Opinion: Mom and pop psychology
Guest commentator Dwayne Biggs explores importance of parental rights versus parental responsibilities in age of talking about issues he thinks are just icky
By Dwayne Biggs
Policy 713 and the issue of gender identity among children has put New Brunswick in the spotlight on the international stage, and I don’t like it - not one bit.
One reason for my discomfort is that the term “stage” evokes thoughts of the theatre, and as we all know, the theatre is the sole domain of… people engaged in “alternate lifestyles,” as they say. That’s just a fact.
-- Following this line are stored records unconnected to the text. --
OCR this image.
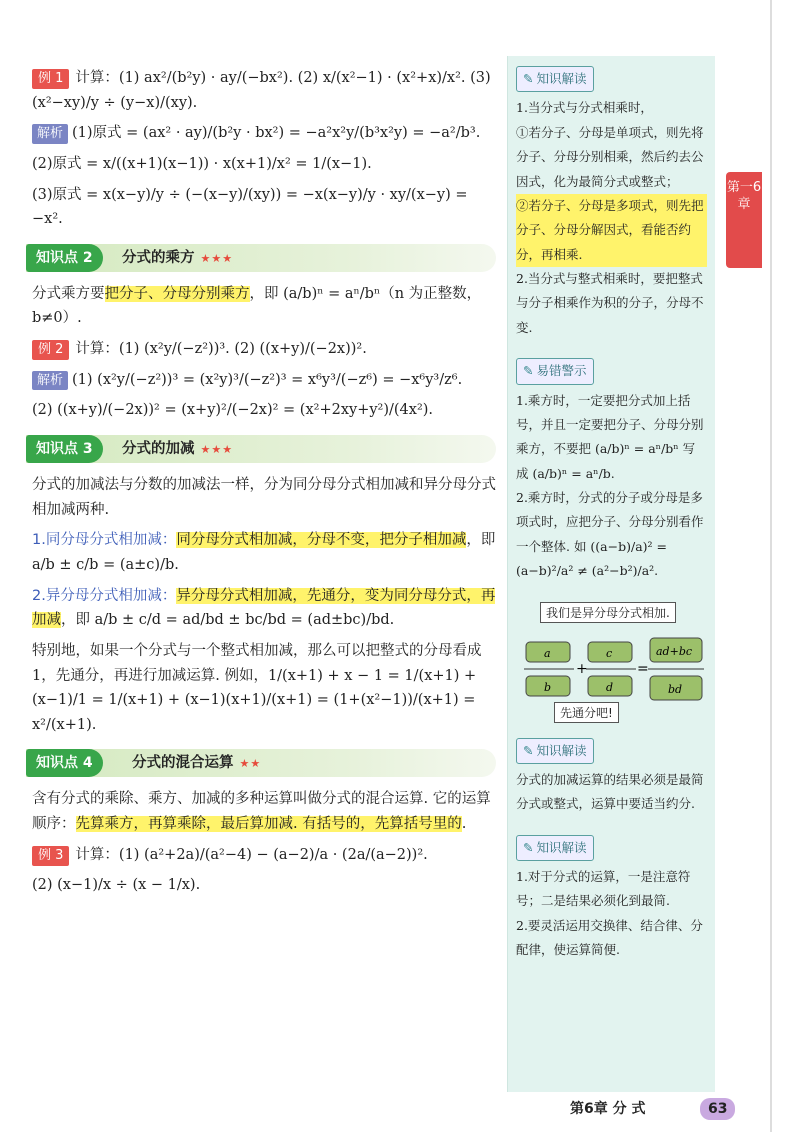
例 1 计算：(1) ax²/(b²y) · ay/(−bx²). (2) x/(x²−1) · (x²+x)/x². (3) (x²−xy)/y ÷ (y−x)/(xy).
解析 (1)原式 = (ax² · ay)/(b²y · bx²) = −a²x²y/(b³x²y) = −a²/b³.
(2)原式 = x/((x+1)(x−1)) · x(x+1)/x² = 1/(x−1).
(3)原式 = x(x−y)/y ÷ (−(x−y)/(xy)) = −x(x−y)/y · xy/(x−y) = −x².
知识点 2	分式的乘方 ★★★
分式乘方要把分子、分母分别乘方，即 (a/b)ⁿ = aⁿ/bⁿ（n 为正整数，b≠0）.
例 2 计算：(1) (x²y/(−z²))³. (2) ((x+y)/(−2x))².
解析 (1) (x²y/(−z²))³ = (x²y)³/(−z²)³ = x⁶y³/(−z⁶) = −x⁶y³/z⁶.
(2) ((x+y)/(−2x))² = (x+y)²/(−2x)² = (x²+2xy+y²)/(4x²).
知识点 3	分式的加减 ★★★
分式的加减法与分数的加减法一样，分为同分母分式相加减和异分母分式相加减两种.
1.同分母分式相加减：同分母分式相加减，分母不变，把分子相加减，即 a/b ± c/b = (a±c)/b.
2.异分母分式相加减：异分母分式相加减，先通分，变为同分母分式，再加减，即 a/b ± c/d = ad/bd ± bc/bd = (ad±bc)/bd.
特别地，如果一个分式与一个整式相加减，那么可以把整式的分母看成 1，先通分，再进行加减运算. 例如，1/(x+1) + x − 1 = 1/(x+1) + (x−1)/1 = 1/(x+1) + (x−1)(x+1)/(x+1) = (1+(x²−1))/(x+1) = x²/(x+1).
知识点 4	分式的混合运算 ★★
含有分式的乘除、乘方、加减的多种运算叫做分式的混合运算. 它的运算顺序：先算乘方，再算乘除，最后算加减. 有括号的，先算括号里的.
例 3 计算：(1) (a²+2a)/(a²−4) − (a−2)/a · (2a/(a−2))².
(2) (x−1)/x ÷ (x − 1/x).
✎ 知识解读
1.当分式与分式相乘时，
①若分子、分母是单项式，则先将分子、分母分别相乘，然后约去公因式，化为最简分式或整式；
②若分子、分母是多项式，则先把分子、分母分解因式，看能否约分，再相乘.
2.当分式与整式相乘时，要把整式与分子相乘作为积的分子，分母不变.
✎ 易错警示
1.乘方时，一定要把分式加上括号，并且一定要把分子、分母分别乘方，不要把 (a/b)ⁿ = aⁿ/bⁿ 写成 (a/b)ⁿ = aⁿ/b.
2.乘方时，分式的分子或分母是多项式时，应把分子、分母分别看作一个整体. 如 ((a−b)/a)² = (a−b)²/a² ≠ (a²−b²)/a².
我们是异分母分式相加.
+	=
a	c	ad+bc
b	d	bd
先通分吧!
✎ 知识解读
分式的加减运算的结果必须是最简分式或整式，运算中要适当约分.
✎ 知识解读
1.对于分式的运算，一是注意符号；二是结果必须化到最简.
2.要灵活运用交换律、结合律、分配律，使运算简便.
第一6章
第6章 分 式	63
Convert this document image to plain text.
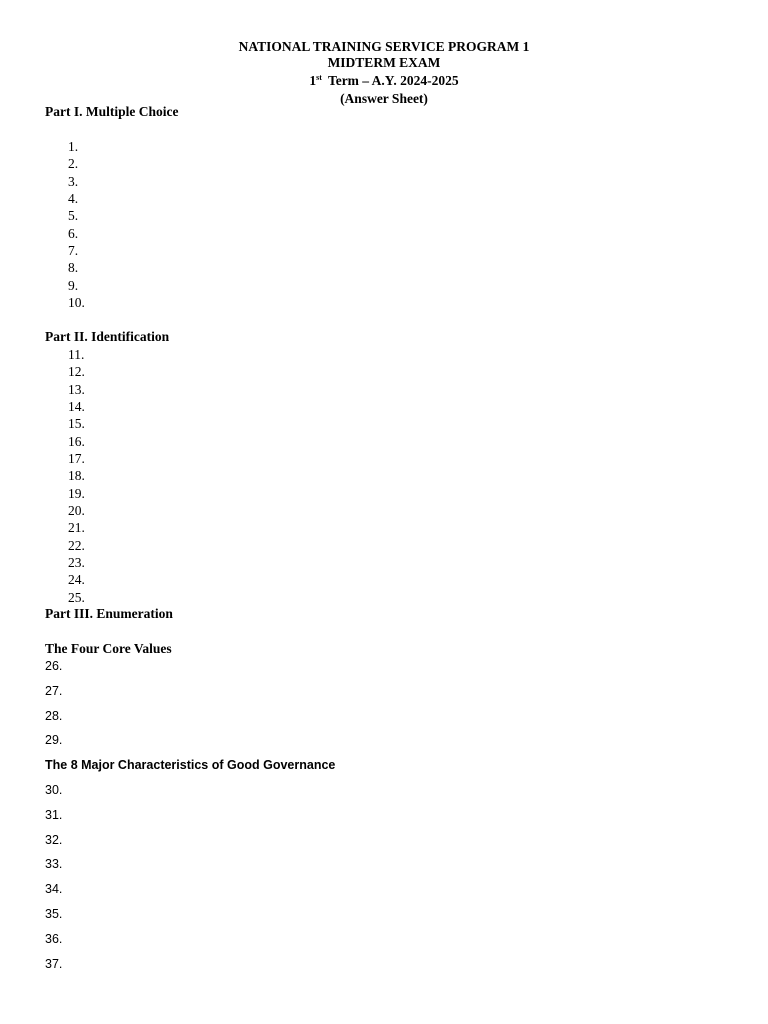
NATIONAL TRAINING SERVICE PROGRAM 1
MIDTERM EXAM
1st Term – A.Y. 2024-2025
(Answer Sheet)
Part I. Multiple Choice
1.
2.
3.
4.
5.
6.
7.
8.
9.
10.
Part II. Identification
11.
12.
13.
14.
15.
16.
17.
18.
19.
20.
21.
22.
23.
24.
25.
Part III. Enumeration
The Four Core Values
26.
27.
28.
29.
The 8 Major Characteristics of Good Governance
30.
31.
32.
33.
34.
35.
36.
37.
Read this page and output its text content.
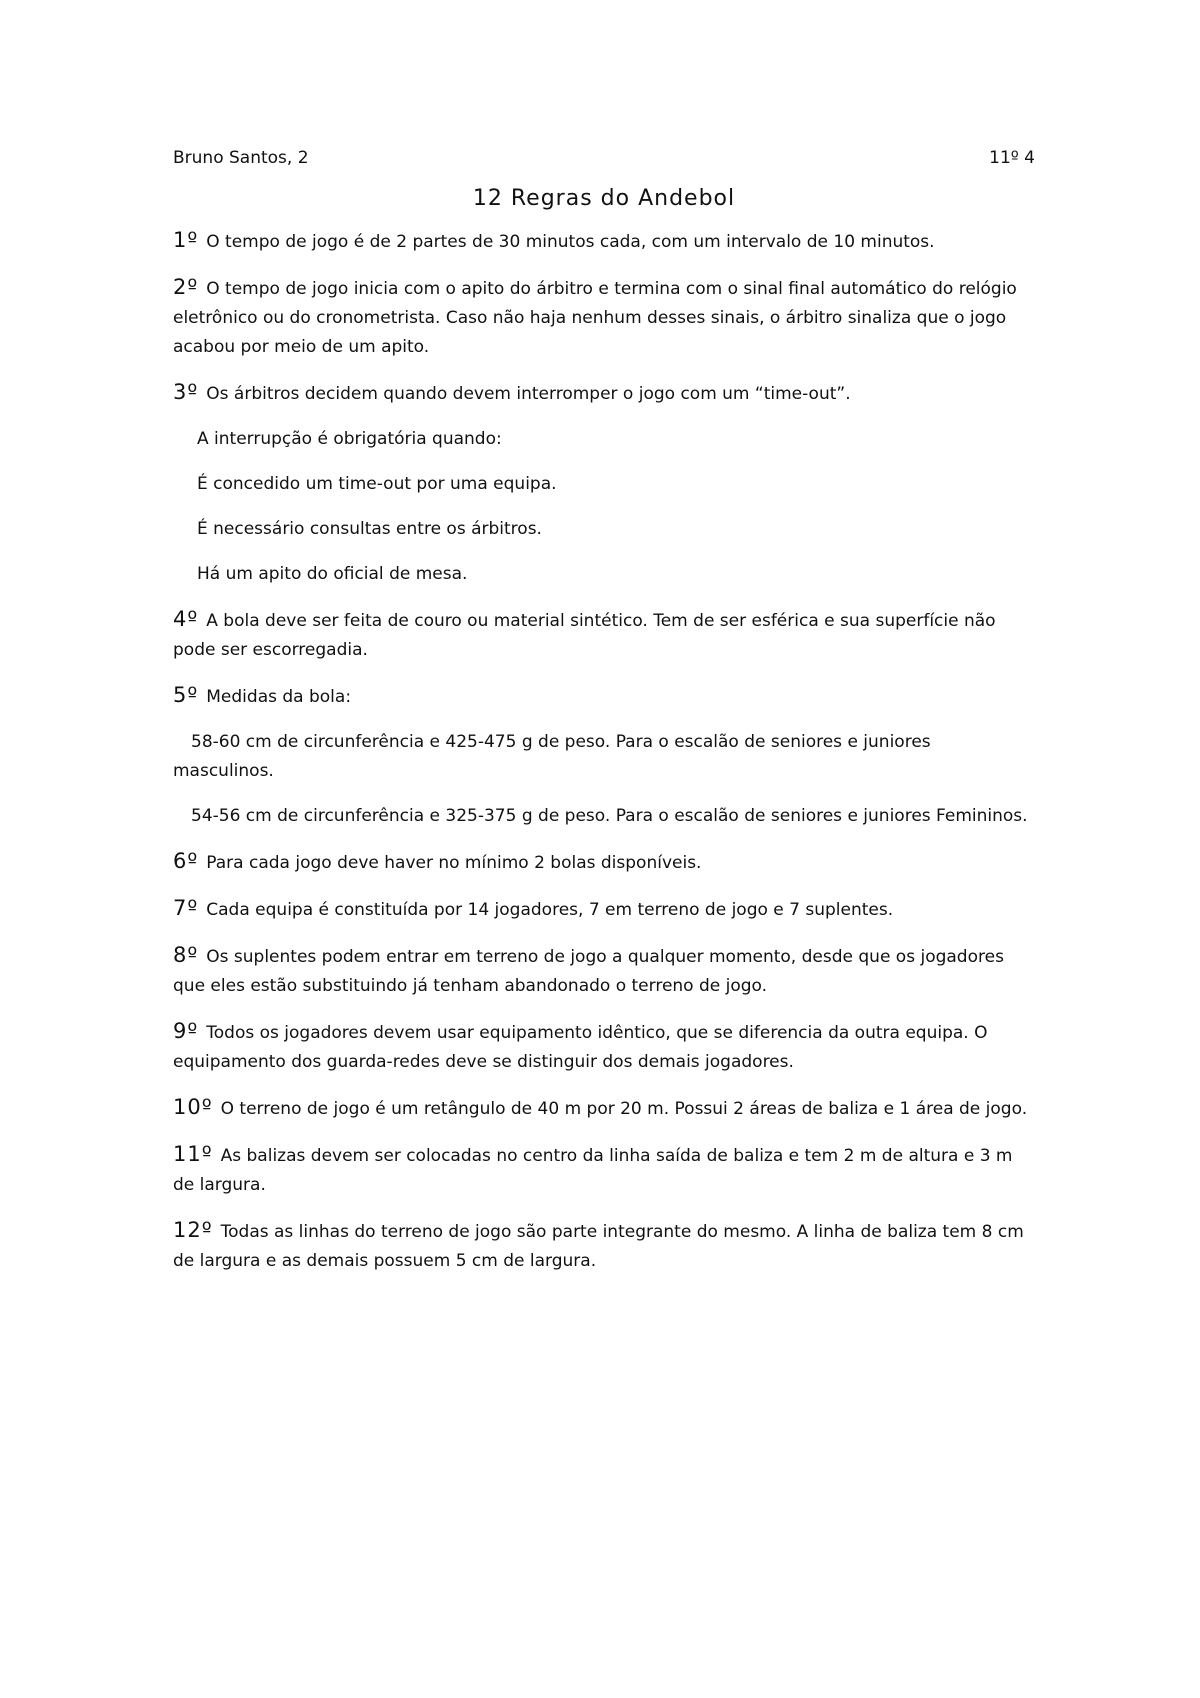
Bruno Santos, 2	11º 4
12 Regras do Andebol

1º O tempo de jogo é de 2 partes de 30 minutos cada, com um intervalo de 10 minutos.

2º O tempo de jogo inicia com o apito do árbitro e termina com o sinal final automático do relógio eletrônico ou do cronometrista. Caso não haja nenhum desses sinais, o árbitro sinaliza que o jogo acabou por meio de um apito.

3º Os árbitros decidem quando devem interromper o jogo com um “time-out”.

A interrupção é obrigatória quando:

É concedido um time-out por uma equipa.

É necessário consultas entre os árbitros.

Há um apito do oficial de mesa.

4º A bola deve ser feita de couro ou material sintético. Tem de ser esférica e sua superfície não pode ser escorregadia.

5º Medidas da bola:

58-60 cm de circunferência e 425-475 g de peso. Para o escalão de seniores e juniores masculinos.

54-56 cm de circunferência e 325-375 g de peso. Para o escalão de seniores e juniores Femininos.

6º Para cada jogo deve haver no mínimo 2 bolas disponíveis.

7º Cada equipa é constituída por 14 jogadores, 7 em terreno de jogo e 7 suplentes.

8º Os suplentes podem entrar em terreno de jogo a qualquer momento, desde que os jogadores que eles estão substituindo já tenham abandonado o terreno de jogo.

9º Todos os jogadores devem usar equipamento idêntico, que se diferencia da outra equipa. O equipamento dos guarda-redes deve se distinguir dos demais jogadores.

10º O terreno de jogo é um retângulo de 40 m por 20 m. Possui 2 áreas de baliza e 1 área de jogo.

11º As balizas devem ser colocadas no centro da linha saída de baliza e tem 2 m de altura e 3 m de largura.

12º Todas as linhas do terreno de jogo são parte integrante do mesmo. A linha de baliza tem 8 cm de largura e as demais possuem 5 cm de largura.
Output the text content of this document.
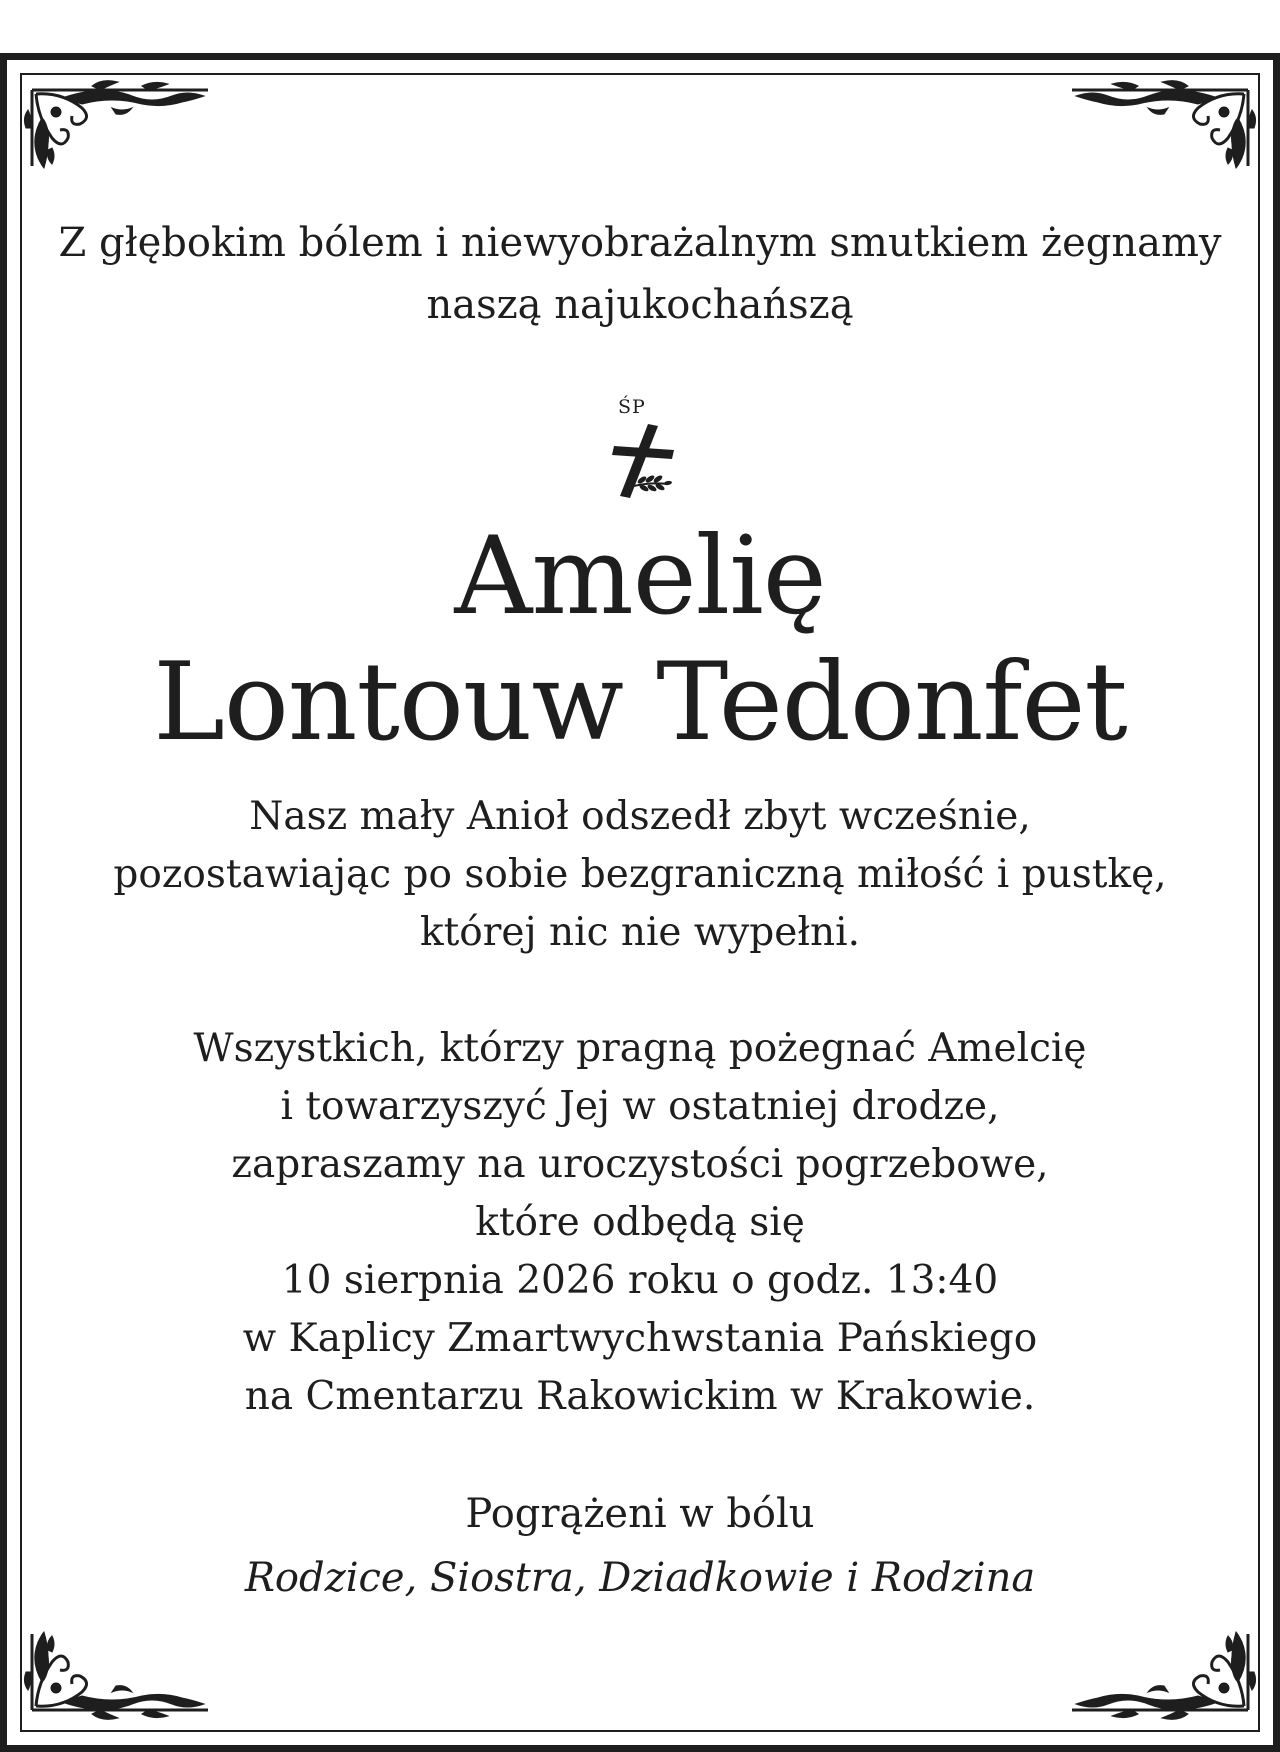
Z głębokim bólem i niewyobrażalnym smutkiem żegnamy
naszą najukochańszą

ŚP
Amelię
Lontouw Tedonfet

Nasz mały Anioł odszedł zbyt wcześnie,
pozostawiając po sobie bezgraniczną miłość i pustkę,
której nic nie wypełni.

Wszystkich, którzy pragną pożegnać Amelcię
i towarzyszyć Jej w ostatniej drodze,
zapraszamy na uroczystości pogrzebowe,
które odbędą się
10 sierpnia 2026 roku o godz. 13:40
w Kaplicy Zmartwychwstania Pańskiego
na Cmentarzu Rakowickim w Krakowie.

Pogrążeni w bólu

Rodzice, Siostra, Dziadkowie i Rodzina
The wife made me watch the Tony Awards one time, and it prompted me to tear the page out of my high school yearbook that showed me as a member of the cast of Calamity Jane in my senior year.
But the main reason this ruffles my feathers - very manly ones, I assure you - is that there’s this inexplicable pushback against the notion of keeping parents in the know on the state of their kids’ identities.
The premier and the Education minister are pushing for revisions to a policy that allows kids of any age to determine their gender and even their names. Previously, if the young’uns wanted to keep Mom and Dad in the dark about who they were, what others called them and what they thought, well, that was just hunky dory by members of the Indoctrination Vocation, or the profession of teachers, as they call themselves.
The shift to take that choice away from students under the age of 16 has proven to be a controversial one.
Speaking as the leader of the Regressive Conservative Party of New Brunswick, I too take issue with the change - because it doesn’t go far enough!
Why allow for such an arbitrary cutoff at the age of 16? As long as these kids are in school, a policy requiring parents to be informed of what their offspring are asking for, saying and thinking ought to be in place all up to Grade 14. Er, Grade 12, I mean.
As parents, we made these kids, and that means they belong to us. They carry the names we gave ‘em, the haircuts we give ‘em and the genders we picked out for them. (I read a book that directed me to gorge myself on pomegranates or Flamin’ Hot Cheetos ahead of the Dance with No Pants, depending on if I wanted boys or girls, and it worked, for the most part.)
Parents have the right to know if their children are tinkering with their factory-issued branding. I mean, what if they end up voiding the warranty?
Mothers and fathers - but especially fathers - need to know what their kids are getting up to in school. They’re entitled to ensure their names are the same, and they’re entitled to know what their kids are doing, saying and even thinking at all times.
That’s why I routinely read my daughter Dwayna’s diary, and why I read Dwayne Jr.’s journal before I burned it BECAUSE BOYS DON’T KEEP JOURNALS, daggummit!
Parents have rights, but they also have responsibilities. Some have argued those two notions are in direct conflict, but I reject that notion. They go hand in hand.
Moms and dads do have rights - to conceive, coerce and control - but they also have responsibilities. They are responsible to shape their sons and daughters into upstanding, contributing and - most importantly - obedient citizens who conform to what society (as envisioned in the 1950s) expects them to be. That could be a forestry technician, a refinery worker or a nurse with sufficient compassion (and by “compassion,” I mean a tolerance for long hours and low pay).
Our province would run more smoothly, economically and esthetically if everyone just went back to a simpler time. There was a time when we had men in fedoras and gals in the kitchen, not non-binary people or gender fluidity. When Injuns were the bad guys in movies rather than the victims of colonization. When workers just took what scraps they were given rather than turn to unions to demand [shudder] fairness.
Now, there are aspects of today’s society that we ought to keep. For the most part, we’ve left behind things like affluence on a single household income and affordable post-secondary education.
But when it comes to education, gender identity and parenting, I long for how things used to be. And since that’s how I feel, I can state with confidence that’s how most everyone else must feel.
Right?
Dwayne Biggs heads up the [fictional] Regressive Conservative Party and once ran for the leadership of the Conflagration of Seasons Party before it fell apart once everyone realized what hateful bastards they were.